Fake news is one major headline nowadays, and Facebook is at the heart of the happenings; even as its founder, Mark Zuckerberg has vowed to protect its integrity after finding 3,000 Russia-linked ads on the social network.

While Facebook had employed several filters and enhancements in the news feed to fact-check on articles and warn readers on fake news.

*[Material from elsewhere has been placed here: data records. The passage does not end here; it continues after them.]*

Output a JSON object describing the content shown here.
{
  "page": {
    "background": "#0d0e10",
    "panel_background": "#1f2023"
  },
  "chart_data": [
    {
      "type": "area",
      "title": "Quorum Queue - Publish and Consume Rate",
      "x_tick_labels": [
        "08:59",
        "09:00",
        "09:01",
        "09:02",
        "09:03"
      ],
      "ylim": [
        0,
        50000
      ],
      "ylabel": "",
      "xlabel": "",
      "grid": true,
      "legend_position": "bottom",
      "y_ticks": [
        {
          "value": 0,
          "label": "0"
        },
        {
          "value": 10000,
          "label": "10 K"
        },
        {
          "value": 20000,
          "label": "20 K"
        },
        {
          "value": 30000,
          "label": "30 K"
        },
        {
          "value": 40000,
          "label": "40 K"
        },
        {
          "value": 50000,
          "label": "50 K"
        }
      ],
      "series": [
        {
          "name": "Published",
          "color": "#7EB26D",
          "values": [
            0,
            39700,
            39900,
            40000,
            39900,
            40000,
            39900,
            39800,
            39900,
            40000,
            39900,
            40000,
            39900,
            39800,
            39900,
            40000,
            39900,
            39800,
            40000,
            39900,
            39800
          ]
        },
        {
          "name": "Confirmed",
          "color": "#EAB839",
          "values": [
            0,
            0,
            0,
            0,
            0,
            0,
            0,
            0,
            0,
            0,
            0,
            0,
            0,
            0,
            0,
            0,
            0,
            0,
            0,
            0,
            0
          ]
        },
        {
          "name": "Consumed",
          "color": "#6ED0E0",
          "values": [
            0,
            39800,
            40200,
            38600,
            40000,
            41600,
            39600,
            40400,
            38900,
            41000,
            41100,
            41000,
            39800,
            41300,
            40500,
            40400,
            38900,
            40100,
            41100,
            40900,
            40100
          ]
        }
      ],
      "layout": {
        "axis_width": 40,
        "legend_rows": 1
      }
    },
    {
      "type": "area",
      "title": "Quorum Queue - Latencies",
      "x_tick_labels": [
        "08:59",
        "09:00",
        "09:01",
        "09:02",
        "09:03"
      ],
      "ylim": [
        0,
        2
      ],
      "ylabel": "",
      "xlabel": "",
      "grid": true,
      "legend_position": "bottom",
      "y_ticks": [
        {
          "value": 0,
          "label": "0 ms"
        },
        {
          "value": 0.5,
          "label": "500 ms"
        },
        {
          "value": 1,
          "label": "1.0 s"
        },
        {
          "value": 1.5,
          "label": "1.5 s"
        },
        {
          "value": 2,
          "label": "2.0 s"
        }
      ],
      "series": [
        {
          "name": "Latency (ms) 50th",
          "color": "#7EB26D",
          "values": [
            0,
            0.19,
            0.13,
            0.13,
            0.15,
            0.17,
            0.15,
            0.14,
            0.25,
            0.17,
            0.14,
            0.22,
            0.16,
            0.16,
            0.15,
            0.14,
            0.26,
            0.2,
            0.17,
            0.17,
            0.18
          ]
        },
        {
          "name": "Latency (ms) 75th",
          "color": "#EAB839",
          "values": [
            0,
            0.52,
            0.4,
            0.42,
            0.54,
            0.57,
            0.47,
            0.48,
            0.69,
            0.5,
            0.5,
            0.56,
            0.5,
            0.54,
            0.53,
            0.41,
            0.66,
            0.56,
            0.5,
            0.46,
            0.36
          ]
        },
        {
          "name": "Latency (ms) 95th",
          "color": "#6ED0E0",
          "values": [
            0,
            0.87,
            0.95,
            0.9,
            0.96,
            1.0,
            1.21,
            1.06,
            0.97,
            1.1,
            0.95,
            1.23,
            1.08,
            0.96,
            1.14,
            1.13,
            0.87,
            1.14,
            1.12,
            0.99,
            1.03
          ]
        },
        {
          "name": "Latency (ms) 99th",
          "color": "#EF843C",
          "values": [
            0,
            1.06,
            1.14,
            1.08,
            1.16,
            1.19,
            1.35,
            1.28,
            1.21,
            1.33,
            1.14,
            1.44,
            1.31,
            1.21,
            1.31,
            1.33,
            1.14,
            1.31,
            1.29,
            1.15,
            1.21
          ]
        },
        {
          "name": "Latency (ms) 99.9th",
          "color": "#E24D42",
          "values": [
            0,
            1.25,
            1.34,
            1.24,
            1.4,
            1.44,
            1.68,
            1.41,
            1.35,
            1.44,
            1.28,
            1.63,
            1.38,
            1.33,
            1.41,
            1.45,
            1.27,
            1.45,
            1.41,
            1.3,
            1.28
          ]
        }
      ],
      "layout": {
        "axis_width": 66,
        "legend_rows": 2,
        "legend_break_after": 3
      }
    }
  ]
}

Now, the company has gone a step further with a new tool to help readers spot to fake news in context.

The tool provides context to any article posted on the Newsfeed, through a pop-up window showing details about the article and its publisher; with descriptions of the source of the article, details of the publisher, as well as other links.

Albeit, the authorship is from crowd-sourced encyclopedia, mainly Wikipedia which can be edited by anyone, including those trying to spread hoaxes.

But, nonetheless providing context will be a helpful tool to make sure users consider the source of any article been shared on the network.

As the contextual information can help evaluate if articles are from a trustworthy publisher, and if the story is credible, which if no context is available, may suggest that it's fake-news site.

And its coming on the heels of the fake-news storm surrounding the Las Vegas mass shooting, which Facebook escalated with the top sources of the stories pointing to websites like "TheAntiMedia.org" and "MyTodayTV.com, which if the context has been available, could have afforded readers means to know that those were not trusted sources.